The lack of asymmetry observed in the current study may also be a result of the training practices of the participants. Volleyball practices typically result in 16-20 hours per week of training on-court with spike counts in excess of 40,000 in a single season.1 It may be expected this high volume of technical skill performance would result in asymmetrical adaptations of the upper-body musculature; however, this is without consideration of strength training practices. In the current study, the population of players measured were well-trained and had an extensive strength-training background, typically training bilaterally.
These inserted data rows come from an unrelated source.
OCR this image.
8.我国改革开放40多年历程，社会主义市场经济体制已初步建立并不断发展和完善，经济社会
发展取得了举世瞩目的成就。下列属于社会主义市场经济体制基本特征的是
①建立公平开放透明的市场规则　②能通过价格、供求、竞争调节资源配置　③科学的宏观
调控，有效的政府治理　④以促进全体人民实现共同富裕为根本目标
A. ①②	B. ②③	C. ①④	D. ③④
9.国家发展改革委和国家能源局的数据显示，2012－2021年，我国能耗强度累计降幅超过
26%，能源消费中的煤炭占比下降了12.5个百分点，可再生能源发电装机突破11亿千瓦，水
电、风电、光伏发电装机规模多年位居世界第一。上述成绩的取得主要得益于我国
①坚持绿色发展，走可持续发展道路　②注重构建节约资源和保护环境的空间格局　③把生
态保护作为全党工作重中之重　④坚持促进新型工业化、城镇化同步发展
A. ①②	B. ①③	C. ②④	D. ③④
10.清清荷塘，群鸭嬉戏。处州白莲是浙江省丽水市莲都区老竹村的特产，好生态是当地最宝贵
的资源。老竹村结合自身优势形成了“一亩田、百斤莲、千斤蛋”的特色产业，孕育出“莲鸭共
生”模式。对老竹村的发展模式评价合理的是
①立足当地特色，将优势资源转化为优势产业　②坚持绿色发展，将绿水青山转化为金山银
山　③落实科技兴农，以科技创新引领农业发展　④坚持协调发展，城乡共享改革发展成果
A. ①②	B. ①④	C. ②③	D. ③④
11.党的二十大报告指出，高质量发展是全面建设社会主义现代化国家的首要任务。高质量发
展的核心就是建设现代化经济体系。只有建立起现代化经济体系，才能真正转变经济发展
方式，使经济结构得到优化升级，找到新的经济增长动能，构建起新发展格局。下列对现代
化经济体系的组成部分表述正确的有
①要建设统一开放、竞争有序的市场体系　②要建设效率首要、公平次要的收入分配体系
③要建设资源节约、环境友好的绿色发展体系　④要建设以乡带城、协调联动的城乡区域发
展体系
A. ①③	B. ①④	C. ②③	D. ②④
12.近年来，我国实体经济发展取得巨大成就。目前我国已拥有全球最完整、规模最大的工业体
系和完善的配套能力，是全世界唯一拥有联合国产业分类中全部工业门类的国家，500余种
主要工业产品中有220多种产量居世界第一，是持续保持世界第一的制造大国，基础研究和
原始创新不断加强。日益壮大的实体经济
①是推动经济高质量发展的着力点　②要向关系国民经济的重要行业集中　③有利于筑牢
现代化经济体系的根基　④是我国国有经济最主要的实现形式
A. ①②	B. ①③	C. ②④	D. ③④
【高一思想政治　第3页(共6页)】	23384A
Previous research has shown that stronger individuals who strength train bi-laterally display greater symmetry than relatively weaker individuals;39 with bi-lateral strength training performed in weaker individuals reducing the presence of strength asymmetries in the lower and upper body.40,41
CONCLUSION
The results of the current study show that irrespective of playing position, the contractile properties of the AD, PD, BB, and UT muscles of the shoulder in elite volleyball players, as measured using TMG, display no significant differences. Furthermore, TMG measures displayed no differences between dominant and non-dominant arms. The assessment and monitoring of contractile properties using TMG methods may be a suitable, non-invasive option for assessing the musculature of the shoulders of volleyball players. Future research should continue to assess upper body musculature in elite volleyball players using a combination of TMG and electromyography (EMG) measures as TMG is limited to superficial muscles only. This would help to further understand if differences in contractile properties relate to neuromuscular measures.